Rated 10 out of 13 [details]

Click the image for a full gallery

by Daniel Bristow


Inciting interest from two legendary producers, John Leckie and Ian Grimble, who have worked with Radiohead and The Las respectively, Undercut excite on reputation alone. The quintet have decided to establish their own record label, Distiller Records, and release their debut single ‘Soul Food Mother’ through that. Ambition isn’t lacking from this group of Bristolian indie-rockers.
Nor is a solid and refreshing sound, ‘Soul Food Mother’ is an intelligent and catchy song, emanating a distinct acumen for modern life and an intellect that supersedes most in the current state of popular music. The coming of Undercut is welcome and invigorating change from the abundance of ‘mathematical’ emo that so clogs up the arteries of today’s airwaves.
The band decided in the end, on employing the services of Ian Grimble to produce their sound, no hard feelings though, as John Leckie described ‘Soul Food Mother’ as a “killer hit.” It’s undeniable from the interest that they’ve gained and obvious from the noise they produce that Undercut are able enough to join the ranks of good British bands pulling music through this stale and uninspiring moment in pop history. Undercut’s name could soon find itself alongside other respectable British titles: Snow Patrol, The Music, Biffy Clyro…This is new music, rather than ‘nu’ music!
First B-side, ‘Butterfly’ has the succulent feel of a trippy Verve tune and then unexpectedly launches into a hard-driven chorus worthy a short burst of dance. Johnny Benn’s vocals on this track have an epic quality about which transform the song from a mellow, swirly verse to a grand chorus, through a bout of transmogrified psychodelia and back again.
‘Coming Back Down To Earth’ seems to intone a political conscience with lyrics such as “You’re proud to give the orders, you take no time to justify.” Fittingly, the song begins with an acoustic guitar and vocals that wouldn’t be out of place on R.E.M’s striking new release ‘Around The Sun.’ The chorus is full and harmonious and fulfilling like a Coldplay chorus. Undercut prove with this track the elasticity of their repertoire, from big rockers to sweet acoustics, all delivered in sonic-scale.
With a style and authenticity that can stand proud in British music, Undercut should congratulate themselves on being able to produce something that breaks the norm.

Track Listing
01 - Soul Food Mother
02 - Butterfly
03 - Coming Back Down To Earth
- Roomthirteen.com


Debut single is scheduled for release towards the end of January.


Feeling a bit camera shy


Fittingly, for a band that spent six months rehearsing in an aircraft hangar, the Undercut sound is ambitious and immense; the epic single ‘Soul Food Mother’, the intense second track ‘Butterfly’ and the soul-rending melody of ‘Coming Back Down to Earth’ were tailor-made to be heard in packed arenas across the globe.
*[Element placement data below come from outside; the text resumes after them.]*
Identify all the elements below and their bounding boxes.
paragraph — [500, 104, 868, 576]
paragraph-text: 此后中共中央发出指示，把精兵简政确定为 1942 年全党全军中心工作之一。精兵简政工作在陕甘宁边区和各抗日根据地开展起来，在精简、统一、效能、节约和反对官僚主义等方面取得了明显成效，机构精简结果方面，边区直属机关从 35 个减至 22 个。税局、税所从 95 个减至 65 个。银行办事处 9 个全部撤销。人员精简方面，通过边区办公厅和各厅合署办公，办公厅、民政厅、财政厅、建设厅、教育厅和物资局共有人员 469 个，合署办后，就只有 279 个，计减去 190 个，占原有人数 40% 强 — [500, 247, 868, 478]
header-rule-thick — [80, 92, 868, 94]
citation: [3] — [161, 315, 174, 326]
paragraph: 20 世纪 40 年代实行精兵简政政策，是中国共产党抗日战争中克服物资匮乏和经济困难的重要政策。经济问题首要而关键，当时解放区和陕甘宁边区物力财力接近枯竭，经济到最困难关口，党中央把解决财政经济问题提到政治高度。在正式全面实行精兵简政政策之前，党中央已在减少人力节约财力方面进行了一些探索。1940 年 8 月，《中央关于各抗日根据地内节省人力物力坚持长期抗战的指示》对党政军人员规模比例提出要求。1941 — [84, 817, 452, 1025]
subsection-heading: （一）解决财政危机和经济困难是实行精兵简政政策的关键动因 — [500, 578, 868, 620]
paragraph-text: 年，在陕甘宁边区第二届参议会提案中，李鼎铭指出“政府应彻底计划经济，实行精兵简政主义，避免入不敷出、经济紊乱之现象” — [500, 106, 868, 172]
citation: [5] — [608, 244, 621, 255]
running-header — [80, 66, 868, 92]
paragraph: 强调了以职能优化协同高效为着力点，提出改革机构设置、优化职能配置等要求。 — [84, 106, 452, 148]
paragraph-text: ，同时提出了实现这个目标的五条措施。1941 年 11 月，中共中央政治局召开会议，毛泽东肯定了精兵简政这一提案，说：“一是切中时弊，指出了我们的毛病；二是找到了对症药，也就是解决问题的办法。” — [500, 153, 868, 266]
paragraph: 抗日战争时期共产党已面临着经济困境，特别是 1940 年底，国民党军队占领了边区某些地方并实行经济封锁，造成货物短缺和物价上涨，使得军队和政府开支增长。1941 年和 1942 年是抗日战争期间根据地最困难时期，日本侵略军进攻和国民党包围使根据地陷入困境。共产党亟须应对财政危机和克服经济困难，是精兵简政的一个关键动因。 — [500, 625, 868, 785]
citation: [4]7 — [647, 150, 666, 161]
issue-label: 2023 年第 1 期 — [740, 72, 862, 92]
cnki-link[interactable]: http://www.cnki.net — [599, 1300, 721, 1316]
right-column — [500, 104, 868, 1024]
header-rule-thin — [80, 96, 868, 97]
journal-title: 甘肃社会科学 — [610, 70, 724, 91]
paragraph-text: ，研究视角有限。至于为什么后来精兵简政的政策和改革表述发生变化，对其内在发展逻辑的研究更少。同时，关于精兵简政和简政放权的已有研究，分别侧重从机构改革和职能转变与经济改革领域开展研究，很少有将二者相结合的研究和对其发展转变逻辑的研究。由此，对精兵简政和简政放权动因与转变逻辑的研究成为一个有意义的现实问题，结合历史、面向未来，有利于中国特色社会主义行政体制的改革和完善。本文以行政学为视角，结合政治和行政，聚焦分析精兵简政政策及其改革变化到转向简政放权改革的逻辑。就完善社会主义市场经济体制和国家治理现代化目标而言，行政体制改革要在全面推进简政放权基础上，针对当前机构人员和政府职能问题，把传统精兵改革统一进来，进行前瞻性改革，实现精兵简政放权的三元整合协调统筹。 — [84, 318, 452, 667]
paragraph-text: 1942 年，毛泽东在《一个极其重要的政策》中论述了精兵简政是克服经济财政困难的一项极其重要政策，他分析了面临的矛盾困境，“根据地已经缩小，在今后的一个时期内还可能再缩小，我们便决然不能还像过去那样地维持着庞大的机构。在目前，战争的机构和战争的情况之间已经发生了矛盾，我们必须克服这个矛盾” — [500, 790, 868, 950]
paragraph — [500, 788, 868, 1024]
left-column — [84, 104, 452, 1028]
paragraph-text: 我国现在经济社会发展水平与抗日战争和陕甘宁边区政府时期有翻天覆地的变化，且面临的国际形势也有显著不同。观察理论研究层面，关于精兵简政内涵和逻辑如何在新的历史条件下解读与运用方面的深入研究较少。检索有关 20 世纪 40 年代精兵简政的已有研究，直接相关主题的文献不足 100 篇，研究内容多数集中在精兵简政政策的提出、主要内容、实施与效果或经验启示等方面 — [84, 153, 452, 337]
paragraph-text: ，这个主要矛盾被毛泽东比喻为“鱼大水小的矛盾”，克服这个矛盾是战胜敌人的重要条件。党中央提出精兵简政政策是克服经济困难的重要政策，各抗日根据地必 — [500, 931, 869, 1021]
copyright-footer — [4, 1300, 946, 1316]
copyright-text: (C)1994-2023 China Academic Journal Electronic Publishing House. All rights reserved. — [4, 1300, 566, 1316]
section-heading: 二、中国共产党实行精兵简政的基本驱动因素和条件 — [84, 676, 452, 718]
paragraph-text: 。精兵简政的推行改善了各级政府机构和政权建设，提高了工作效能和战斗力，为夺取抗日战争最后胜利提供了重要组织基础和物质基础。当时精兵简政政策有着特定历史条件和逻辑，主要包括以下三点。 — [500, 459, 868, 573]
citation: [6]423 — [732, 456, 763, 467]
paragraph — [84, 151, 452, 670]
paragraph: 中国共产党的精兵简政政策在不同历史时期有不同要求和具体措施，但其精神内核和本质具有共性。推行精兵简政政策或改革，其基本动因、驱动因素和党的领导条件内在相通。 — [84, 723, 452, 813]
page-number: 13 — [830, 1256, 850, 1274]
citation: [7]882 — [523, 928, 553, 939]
Bristol-based Undercut – Johnny Benn (vocals), Sam Dyson (guitar/backing vocals), Wayne Jones (bass), Dave Betts (rhythm guitar) and Matt Albon (drums) – thought this was where they were heading when a demo fell into the hands of Ian Grimble (The Las, Manic Street Preachers, Mansun), who was so impressed he worked on a couple of tracks for free. These tracks turned up on the desk of one John Leckie (Radiohead, The Verve, Muse), who loved them so much he wanted to produce their debut album.

With Grimble and Leckie both offering their services, Undercut found themselves in the unenviable position of having two of the country’s most acclaimed producers interested to work on their debut album and no record label to release it. The Grimble-produced tracks had Sony, Warners, BMG, Universal, V2 and Parlophone/EMI talking deals. But with mergers, acquisitions and plummeting share prices to worry about, the deals themselves were painfully slow in materialising.

Fearful of losing their two trump cards, they decided to put their own money where the A&R men’s mouths were and set up a fully-fledged label, Distiller Records, themselves. It’s a brave move, but one they felt compelled to make.

As for which of the two producers got to do the honours, it wasn’t a decision taken lightly…

“No, there was a lot of soul searching there,” admits Sam. “But because we had worked with Ian before we knew that he could get the best from us, but I’m sure we would have had an equally creative experience with John Leckie”.

On listening to ‘Soul Food Mother’, it’s clear they made the right choice. Not to overplay the theme of fate and destiny, but as ‘Soul Food Mother’ rocks out to the chorus, it does so with a reassuring sense that some things are just meant to be. Or to use the words of the esteemed Mr Leckie, it sounds unmistakably like a “killer hit”.